Actionfilm mit einigen Längen

"The Old Guard" basiert auf der gleichnamigen Comic-Vorlage von Greg Rucka. Neben seiner Arbeit für Marvel und DC ist er vor allem für seine geradlinigen Geschichten bekannt, die sich oft lesen wie direkt fürs Kino geschrieben. Der US-Sender ABC hat kürzlich die Rucka-Serie "Stumptown" verfilmt (hierzulande bei Sky X zu sehen) und Amazon hat schon 2017 eine Verfilmung von "Lazarus" angekündigt. Für "The Old Guard" hat Rucka sogar selbst das Drehbuch geschrieben. Daher wäre durchaus ein solider Actionfilm zu erwarten gewesen. Aber Filme funktionieren eben anders als Comics.

Rucka verzettelt sich oft mit langatmigen Szenen. 125 Minuten dauert der Film, 100 hätten auch gereicht. Diese Längen werden auch von der eher mittelmäßigen Besetzung nicht aufgefangen. Ziemlich platt ist etwa die Performance von Schoenaerts als Booker. Auch die Schurken bleiben blass und klischeehaft. Eindeutige Highlights sind hingegen die Frauen des Films, nicht nur weil sie den Ton angeben: Charlize Theron und Kiki Layne überzeugen in ihren Rollen und liefern auch die besten Actionszenen.

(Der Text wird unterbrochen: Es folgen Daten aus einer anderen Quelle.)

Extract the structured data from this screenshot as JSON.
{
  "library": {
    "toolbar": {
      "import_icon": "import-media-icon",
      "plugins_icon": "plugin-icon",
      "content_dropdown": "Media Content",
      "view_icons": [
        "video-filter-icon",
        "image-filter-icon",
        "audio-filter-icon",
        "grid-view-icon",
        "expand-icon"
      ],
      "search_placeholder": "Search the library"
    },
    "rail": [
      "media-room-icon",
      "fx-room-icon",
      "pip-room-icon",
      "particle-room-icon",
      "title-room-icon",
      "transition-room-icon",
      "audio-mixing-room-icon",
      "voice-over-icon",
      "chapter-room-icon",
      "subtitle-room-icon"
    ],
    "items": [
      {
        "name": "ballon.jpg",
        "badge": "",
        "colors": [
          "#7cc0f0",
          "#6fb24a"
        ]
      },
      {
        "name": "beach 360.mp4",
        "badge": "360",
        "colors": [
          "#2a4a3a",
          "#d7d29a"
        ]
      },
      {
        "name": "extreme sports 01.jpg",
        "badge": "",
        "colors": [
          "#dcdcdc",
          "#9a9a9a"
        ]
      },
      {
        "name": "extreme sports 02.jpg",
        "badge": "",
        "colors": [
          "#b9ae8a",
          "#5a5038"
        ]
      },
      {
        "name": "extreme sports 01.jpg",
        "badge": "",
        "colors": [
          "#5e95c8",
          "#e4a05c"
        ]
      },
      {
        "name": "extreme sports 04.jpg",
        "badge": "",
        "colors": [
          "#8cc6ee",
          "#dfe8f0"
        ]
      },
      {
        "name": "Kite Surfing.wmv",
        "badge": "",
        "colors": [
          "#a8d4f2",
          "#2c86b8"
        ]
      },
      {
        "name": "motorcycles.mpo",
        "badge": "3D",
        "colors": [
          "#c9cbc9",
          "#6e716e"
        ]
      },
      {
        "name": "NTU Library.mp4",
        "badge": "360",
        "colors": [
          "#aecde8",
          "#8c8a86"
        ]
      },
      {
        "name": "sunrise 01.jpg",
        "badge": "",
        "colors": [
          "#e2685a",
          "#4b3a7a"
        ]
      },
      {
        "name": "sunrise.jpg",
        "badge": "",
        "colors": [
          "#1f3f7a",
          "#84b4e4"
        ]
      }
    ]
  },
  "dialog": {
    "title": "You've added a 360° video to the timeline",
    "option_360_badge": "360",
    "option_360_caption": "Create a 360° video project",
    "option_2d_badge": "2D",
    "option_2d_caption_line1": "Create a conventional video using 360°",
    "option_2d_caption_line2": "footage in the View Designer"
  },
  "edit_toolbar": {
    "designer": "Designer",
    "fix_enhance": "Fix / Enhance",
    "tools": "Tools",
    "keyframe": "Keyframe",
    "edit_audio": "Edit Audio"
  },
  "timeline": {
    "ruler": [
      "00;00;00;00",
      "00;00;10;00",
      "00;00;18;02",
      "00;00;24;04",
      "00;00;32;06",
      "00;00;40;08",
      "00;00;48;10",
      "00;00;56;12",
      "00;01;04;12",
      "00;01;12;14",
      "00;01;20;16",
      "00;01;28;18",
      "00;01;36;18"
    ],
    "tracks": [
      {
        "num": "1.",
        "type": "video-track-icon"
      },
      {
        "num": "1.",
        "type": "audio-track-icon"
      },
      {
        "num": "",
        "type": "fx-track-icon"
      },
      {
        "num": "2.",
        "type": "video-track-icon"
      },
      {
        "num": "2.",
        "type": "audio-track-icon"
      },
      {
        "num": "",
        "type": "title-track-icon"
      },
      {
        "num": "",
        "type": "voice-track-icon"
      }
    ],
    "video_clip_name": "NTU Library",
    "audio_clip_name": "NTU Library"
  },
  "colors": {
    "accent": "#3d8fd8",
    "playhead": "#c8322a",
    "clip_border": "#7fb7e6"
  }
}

"The Old Guard": Charlize Theron als unsterbliche Weltverbesserin

Die Schwächen des Drehbuchs bügelt leider auch Regisseurin Gina Prince-Bythewood ("Die Bienenhüterin") mit ihrer Inszenierung nicht aus. Auch sie lässt sich zu viel Zeit und orientiert sich eher am Stil von "Mission Impossible" als an dem eines geradlinigen Actionfilms. Nur sind die Actionszenen nicht immer überwältigend, typische Stilelemente des Genres wie etwa ikonische Slow-Motion-Aufnahmen fehlen völlig. Visuell erinnert der Film manchmal an einen generischen Werbefilm für einen internationalen Konzern.

"The Old Guard" hätte ein spektakulärer Mix aus Superhelden- und Agentenfilm werden können. Herausgekommen ist aber nur ein eh ganz netter Netflix-Actionfilm mit einigen Längen. Es bleibt zu hoffen, dass Drehbuchautor und Regisseurin daraus ihre Lehren ziehen. Denn Netflix hat "The Old Guard" als Trilogie geplant. Falls die Comic-Verfilmung also beim Publikum ankommt, sind noch zwei Fortsetzungen zu erwarten.

"The Old Guard" ist bei Netflix zu sehen.